SOBRE O AMANTE DAS AMAZONAS DE ROGEL SAMUEL

 

 

 

 “Paxiúba, emblema da Amazônia amontoada e brutal, sombria, desconhecida, nociva”.  Por que o narrador visualiza “Paxiúba (como) emblema da Amazônia amontoada e brutal, sombria, desconhecida, nociva”? Paxiúba é o símbolo do guerreiro mítico, gerado por seres excepcionais: a índia caxinauá e o negro barbadiano. O pai de Paxiúba, para o projeto mítico-ficcional em questão, teria de ter uma ascendência diferenciada, notável. Paxiúba teria de ser oriundo da fusão do lendário indígena com o fantástico do imaginário africano. Há poucos negros no Estado do Amazonas. O “pai” teria de se constituir diferente dos outros pais das miscigenações usuais da realidade dos costumes amazonenses. O caboclo, originário da mistura entre o índio e o branco, não possui o porte, o vigor deste personagem. Paxiúba é o “emblema”, o símbolo dos poucos “bugres”, representantes da raça forte que por ali transita.
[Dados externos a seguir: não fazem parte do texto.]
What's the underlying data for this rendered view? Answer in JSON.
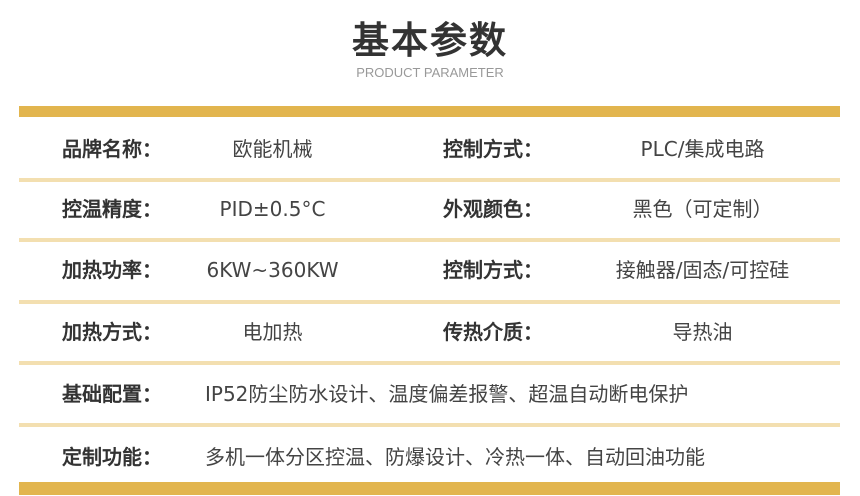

Para a “Amazônia amontoada e brutal, sombria, desconhecida, nociva”, o autor reserva os símbolos depreciativos. “Amazônia amontoada”: todos os estratos sociais (brasileiros e universais) que para ali vão, em busca de riqueza fácil. “Amazônia brutal”: espaço geográfico onde se digladiam, em prol do rendimento pecuniário, seres grosseiros e violentos, já maculados pelas regras insanas do capitalismo selvagem. “Amazônia sombria”: receptáculo de seres tristes, lúgubres, despóticos, capazes de quaisquer ações de conseqüências desagradáveis para alcançarem seus intentos progressistas. “Amazônia desconhecida”: espaço geográfico ignorado politicamente (pelo menos, durante a ocasião do desenvolvimento do projeto ficcional), “terra de ninguém” onde se faz presente a lei do preferencialmente forte, social e miticamente apresentada. “Amazônia nociva”: Amazônia em que todos estes danos, apresentados pelo narrador, ameaçam destruir a hegemonia da nação brasileira. Paxiúba é o “emblema” (símbolo) porque, por intermédio de sua face sócio-substancial, duplicada pela ficção, o narrador o coloca como “pistoleiro do rei”, o capanga profissional, o assecla do poderoso dono do Manixi. E, para ser o “emblema” do Amazonas e sustentar a honraria, o candidato ao cargo e ao título teria (terá) de ostentar (mesmo que não fosse / que não seja imortal) a poderosa face do mito.